Certainly there are plenty who will revel in Knightley’s casting as Ruth; manipulative, backstabbing, desperate to appear as if she has some genuine contrition and in the same moment knowing she has none.  All the same, her presence is more distracting than anything; she’s too pretty, too noticeable, too much of a name for this film, all angular cheekbones and ostentatious fringe.

Beautifully shot at some well-chosen locations, an alternative reality is created that is at turns both ultra-modern and strangely ancient.  60s furniture and ageing, rusting Volvos clash with the clean, crisp, sterile shots of the operating theatre and, rumbling in the background, the knowledge that this world departed from our own somewhere around the invention of cloning for organ transplant.
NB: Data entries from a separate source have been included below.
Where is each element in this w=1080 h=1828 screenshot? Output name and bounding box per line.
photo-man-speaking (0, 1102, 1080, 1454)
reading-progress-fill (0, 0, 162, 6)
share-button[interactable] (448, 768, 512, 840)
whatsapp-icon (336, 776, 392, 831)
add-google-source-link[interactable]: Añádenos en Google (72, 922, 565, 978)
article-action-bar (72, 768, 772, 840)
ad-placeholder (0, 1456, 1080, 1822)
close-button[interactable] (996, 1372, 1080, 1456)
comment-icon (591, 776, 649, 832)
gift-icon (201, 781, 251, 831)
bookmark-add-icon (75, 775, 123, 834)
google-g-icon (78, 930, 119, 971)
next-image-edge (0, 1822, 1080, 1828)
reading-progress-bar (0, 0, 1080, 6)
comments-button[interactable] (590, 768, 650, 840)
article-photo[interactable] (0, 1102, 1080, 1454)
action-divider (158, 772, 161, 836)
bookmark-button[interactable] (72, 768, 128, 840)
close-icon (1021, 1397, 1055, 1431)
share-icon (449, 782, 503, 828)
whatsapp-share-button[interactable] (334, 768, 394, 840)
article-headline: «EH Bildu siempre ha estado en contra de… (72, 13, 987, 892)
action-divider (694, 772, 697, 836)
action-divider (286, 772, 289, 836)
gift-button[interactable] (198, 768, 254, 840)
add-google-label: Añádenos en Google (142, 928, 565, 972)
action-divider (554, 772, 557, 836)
That the film just about manages to suppress the ungainly, less-than-entirely-plausible science fiction is a triumph in itself; Ishiguro managed it in print by wrapping us up in a suspension of disbelief in the way that a good novel can, simply through total immersion in the emotional life of our narrator.  A film will always struggle to put us so far inside a narrator’s head, but instead it sweeps us up in a world that is well-crafted, elegantly filmed and, through the steady drip-feed of new clues as to exactly what is going on, engrossing.

The child actors do well, and the transition between Isobel Meikle-Small and Carey Mulligan was so smooth as to be slightly startling.  Rachel Portman’s score didn’t bring a great deal to the party, I felt; more often than not it did exactly what you expected it to.  Not a problem, but perhaps a missed opportunity.  That said, I’ve been obsessing over Jon Brion soundtracks lately, and the rest of the world tends to pale in comparison…

Lastly, a word about the Hyde Park Picture House.  Built in 1918, as far as I know it hasn’t shut its doors since and is a beautiful treasure, a relic of the time when cinemas such as these would have been commonplace; single screen, red velvet curtains, balcony and all.  I saw Gonzo there one wet afternoon when I should have been studying John Rawls.  It’s a fabulous little place and I hope it prospers for years to come, principally so that I can continue to go along as often as I can get back to Leeds!

Never Let Me Go is on general release from 14th January 2011 in the UK.  I shall be going again.